L'erreur du millénaire de la médecine vétérinaire
Synopsis du livre du Dr Marc Torel et de Klaus Dieter Kammerer.
Situation de départ
Les maladies de l'appareil locomoteur et du squelette du chien
représentent depuis des dizaines
d'années un important problème en médecine vétérinaire. Les statistiques des
sociétés canines des
pays occidentaux indiquent que 70 à 75 % de l'ensemble de la population canine
sont concernés.
Dans la quasi-totalité des races, plus de la moitié des chiens présentent des
atteintes pathologiques,
notamment au niveau de l'acétabulum et du fémur - cotyle et tête fémorale.

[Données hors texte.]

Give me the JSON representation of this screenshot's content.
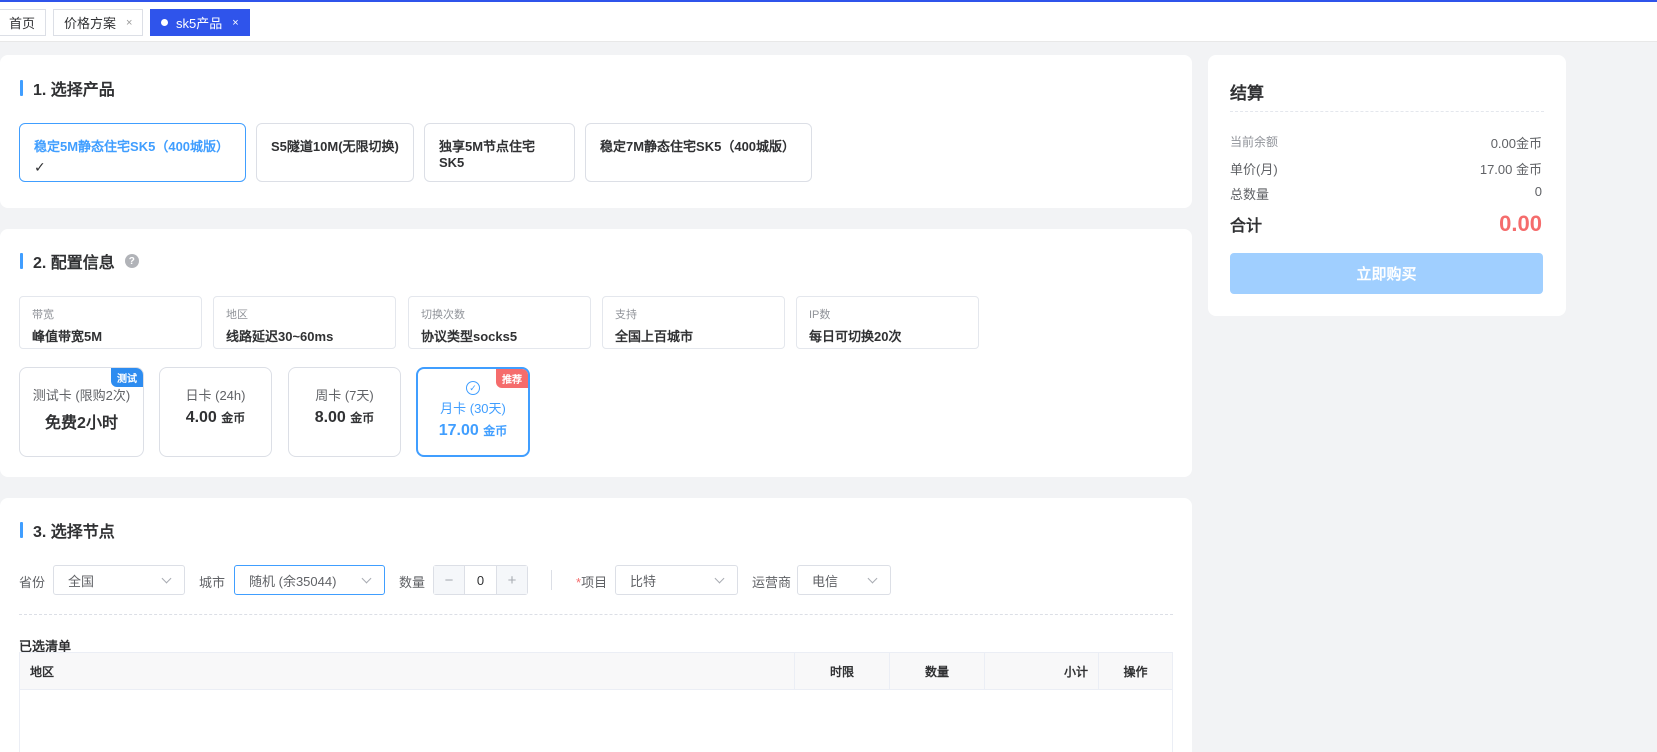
{
  "tabs": [
    {
      "label": "首页"
    },
    {
      "label": "价格方案",
      "close": "×"
    },
    {
      "label": "sk5产品",
      "close": "×"
    }
  ],
  "section1": {
    "title": "1. 选择产品",
    "products": [
      {
        "label": "稳定5M静态住宅SK5（400城版）",
        "selected": true
      },
      {
        "label": "S5隧道10M(无限切换)"
      },
      {
        "label": "独享5M节点住宅SK5"
      },
      {
        "label": "稳定7M静态住宅SK5（400城版）"
      }
    ],
    "check_icon": "✓"
  },
  "section2": {
    "title": "2. 配置信息",
    "help_icon": "?",
    "info": [
      {
        "k": "带宽",
        "v": "峰值带宽5M"
      },
      {
        "k": "地区",
        "v": "线路延迟30~60ms"
      },
      {
        "k": "切换次数",
        "v": "协议类型socks5"
      },
      {
        "k": "支持",
        "v": "全国上百城市"
      },
      {
        "k": "IP数",
        "v": "每日可切换20次"
      }
    ],
    "plans": [
      {
        "name": "测试卡 (限购2次)",
        "price": "免费2小时",
        "unit": "",
        "badge": "测试"
      },
      {
        "name": "日卡 (24h)",
        "price": "4.00",
        "unit": "金币"
      },
      {
        "name": "周卡 (7天)",
        "price": "8.00",
        "unit": "金币"
      },
      {
        "name": "月卡 (30天)",
        "price": "17.00",
        "unit": "金币",
        "badge": "推荐",
        "selected": true
      }
    ]
  },
  "section3": {
    "title": "3. 选择节点",
    "province_label": "省份",
    "province_value": "全国",
    "city_label": "城市",
    "city_value": "随机 (余35044)",
    "qty_label": "数量",
    "qty_minus": "−",
    "qty_value": "0",
    "qty_plus": "+",
    "project_required": "*",
    "project_label": "项目",
    "project_value": "比特",
    "isp_label": "运营商",
    "isp_value": "电信",
    "list_title": "已选清单",
    "columns": [
      "地区",
      "时限",
      "数量",
      "小计",
      "操作"
    ]
  },
  "summary": {
    "title": "结算",
    "rows": [
      {
        "k": "当前余额",
        "v": "0.00金币"
      },
      {
        "k": "单价(月)",
        "v": "17.00 金币"
      },
      {
        "k": "总数量",
        "v": "0"
      }
    ],
    "total_label": "合计",
    "total_value": "0.00",
    "buy_label": "立即购买",
    "colors": {
      "accent": "#409eff",
      "total": "#f56c6c",
      "buy_disabled": "#a0cfff"
    }
  }
}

Ces
atteintes sont
appelées dysplasie de la hanche (DH) ou Canine Hip Dysplasia (CHD).
Jusqu'à présent, l'étiologie ou la cause incriminée dans la dysplasie de la
hanche du chien était
généralement une hérédité multifactorielle. Le concept, issu de l'élevage
d'animaux domestiques et
de boucherie, précise qu'en plus des facteurs héréditaires, les effets de
l'environnement - notamment
l'alimentation - jouent également un rôle dans l'expression d'un caractère. La
relation est exprimée
par le taux d'héritabilité ou d'hérédité. Dans le cas de la DH du chien, le
pourcentage maximal
supposé était de 60 % soit 0,2 à 0,6 pour un.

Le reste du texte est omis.